FIG. 1 is a circuit diagram of an electric conductivity measuring apparatus according to a first embodiment of the present invention.

FIG. 2 is a circuit diagram of an electric conductivity measuring device according to a second embodiment of the present invention.

FIG. 3 is a signal waveform diagram in the embodiment example of FIG.

FIG. 4 is a circuit diagram of a conventional electric conductivity measuring device.

[Explanation of symbols]

 10 electrode holder 20 integrated circuit 1a, 1b electrode Q1 first comparator Q2 second comparator Q3, Q4 NOR gate Q5, Q6, Q7 inverter Q8 transistors (FET) R1, R2, R3, voltage dividing resistance R4 parallel resistance R5 output resistance R6 Series resistance C1, C2 Capacitor TP output terminal E1 DC power supply T1, T2 terminal

Claims (4)

[Claims] 1. A comparator having a hysteresis characteristic at an input voltage threshold and having an inverted output, and a pair of electrodes in contact with an object to be measured, one electrode of which is applied with the output voltage of the comparator. A pair of capacitors, one end of which is connected to the other of the pair of electrodes and which forms a series circuit with the device under test and which is charged by the output of the comparator through the device under test.
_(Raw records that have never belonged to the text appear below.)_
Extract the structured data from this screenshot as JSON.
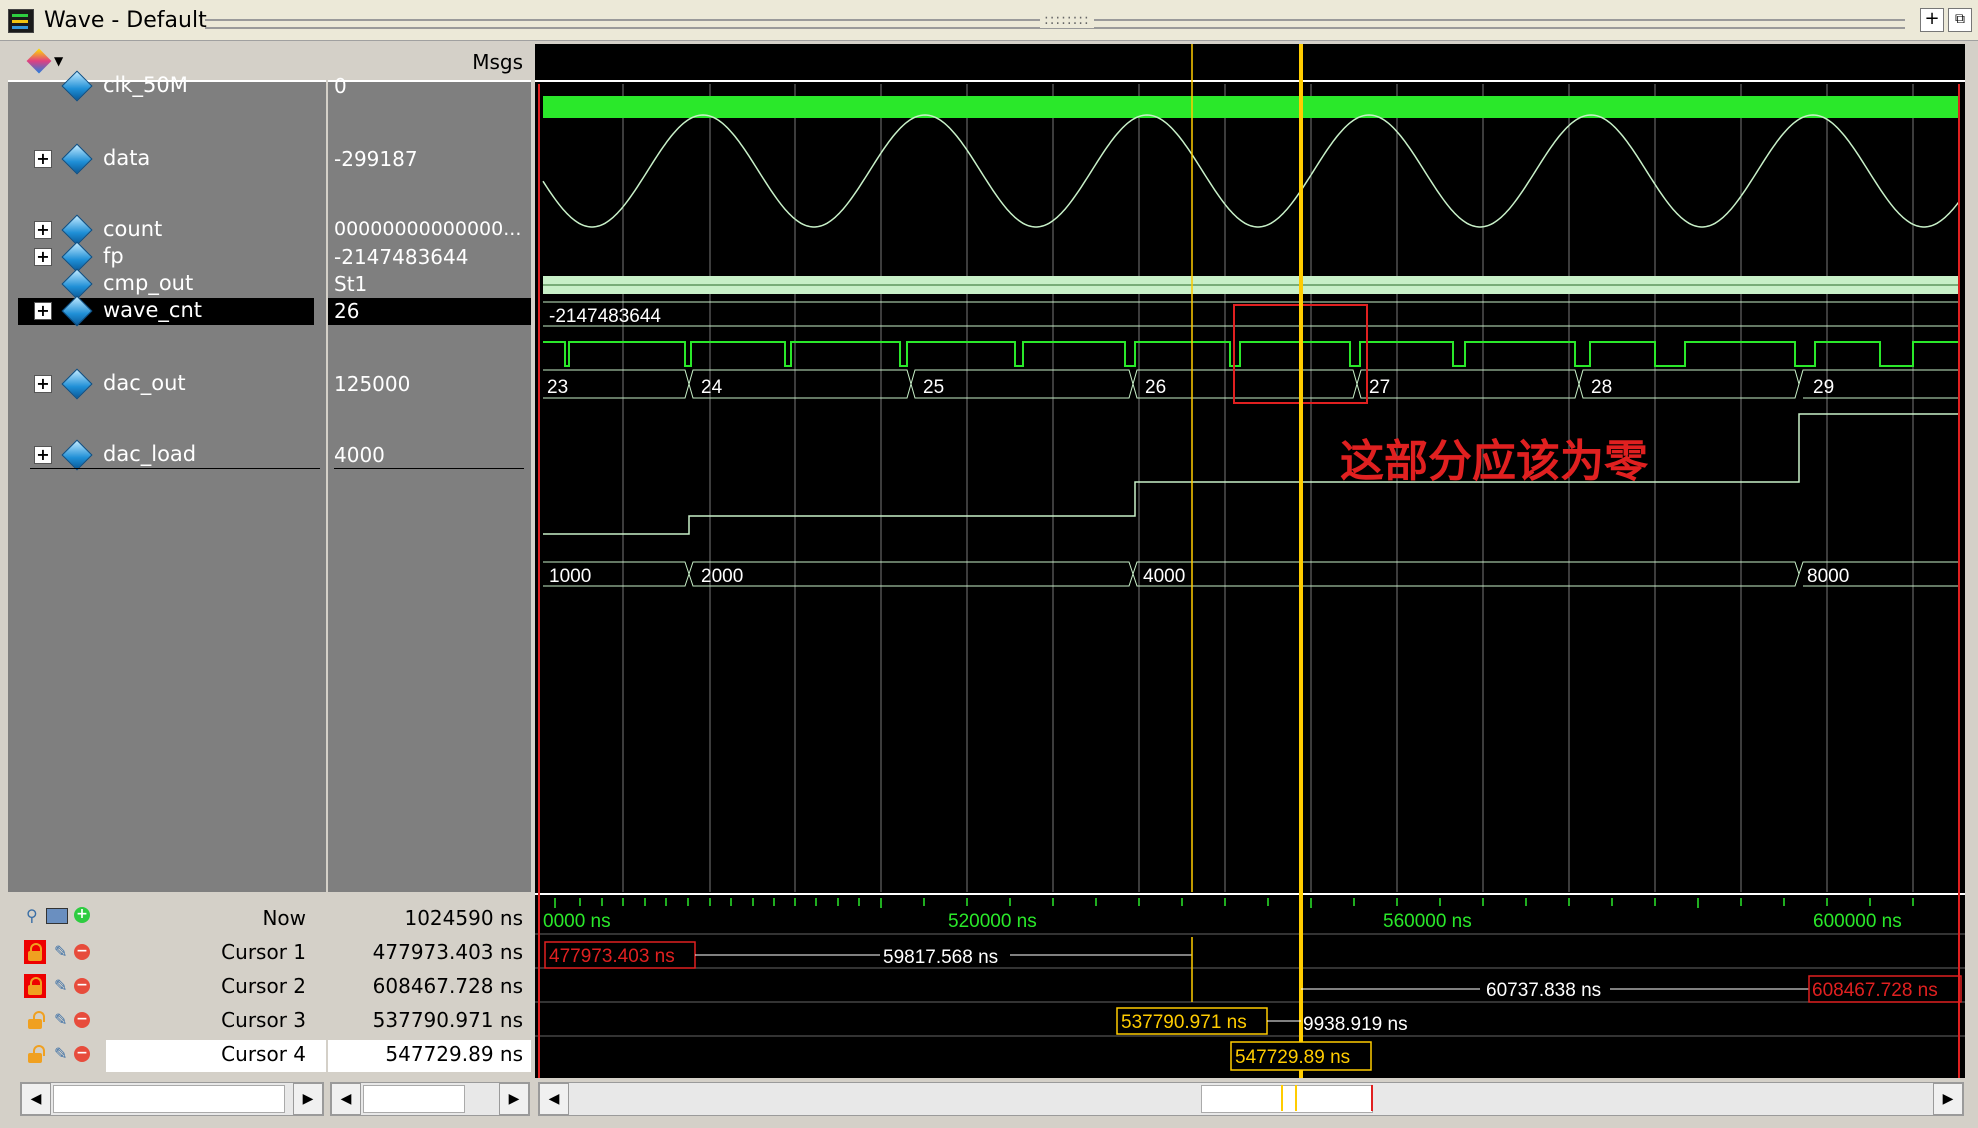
{
  "window": {
    "title": "Wave - Default",
    "btn_dock": "+",
    "btn_undock": "⧉"
  },
  "header": {
    "msgs_label": "Msgs"
  },
  "signals": [
    {
      "name": "clk_50M",
      "value": "0",
      "expandable": false
    },
    {
      "name": "data",
      "value": "-299187",
      "expandable": true
    },
    {
      "name": "count",
      "value": "00000000000000...",
      "expandable": true
    },
    {
      "name": "fp",
      "value": "-2147483644",
      "expandable": true
    },
    {
      "name": "cmp_out",
      "value": "St1",
      "expandable": false
    },
    {
      "name": "wave_cnt",
      "value": "26",
      "expandable": true,
      "selected": true
    },
    {
      "name": "dac_out",
      "value": "125000",
      "expandable": true
    },
    {
      "name": "dac_load",
      "value": "4000",
      "expandable": true
    }
  ],
  "wave_labels": {
    "fp": "-2147483644",
    "wave_cnt": [
      "23",
      "24",
      "25",
      "26",
      "27",
      "28",
      "29"
    ],
    "dac_load": [
      "1000",
      "2000",
      "4000",
      "8000"
    ]
  },
  "annotation": {
    "text": "这部分应该为零",
    "color": "#e02020"
  },
  "timeline": {
    "now_label": "Now",
    "now_value": "1024590 ns",
    "ticks": [
      "0000 ns",
      "520000 ns",
      "560000 ns",
      "600000 ns"
    ]
  },
  "cursors": [
    {
      "label": "Cursor 1",
      "value": "477973.403 ns",
      "locked": true
    },
    {
      "label": "Cursor 2",
      "value": "608467.728 ns",
      "locked": true
    },
    {
      "label": "Cursor 3",
      "value": "537790.971 ns",
      "locked": false
    },
    {
      "label": "Cursor 4",
      "value": "547729.89 ns",
      "locked": false
    }
  ],
  "cursor_readouts": {
    "c1_box": "477973.403 ns",
    "c1_c3_delta": "59817.568 ns",
    "c4_c2_delta": "60737.838 ns",
    "c2_box": "608467.728 ns",
    "c3_box": "537790.971 ns",
    "c3_c4_delta": "9938.919 ns",
    "c4_box": "547729.89 ns"
  },
  "colors": {
    "wave_green": "#2ae82a",
    "analog": "#c8f0c8",
    "cursor_active": "#ffcc00",
    "cursor_locked": "#e02020"
  }
}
An electric conductivity measuring apparatus comprising means for connecting to the input of the above to construct an oscillation circuit and measuring an oscillation period or an oscillation frequency of the oscillation circuit. 2. The electrical conductivity measuring device according to claim 1, further comprising a parallel resistor connected between the electrode pairs to form a parallel circuit with the DUT. 3. The electrical conductivity measuring device according to claim 1, further comprising a second capacitor inserted between the output of the comparator and the one end of the capacitor. 4. The electrical conductivity measuring device according to claim 1, further comprising a series resistor inserted between the output of the comparator and the one end of the capacitor.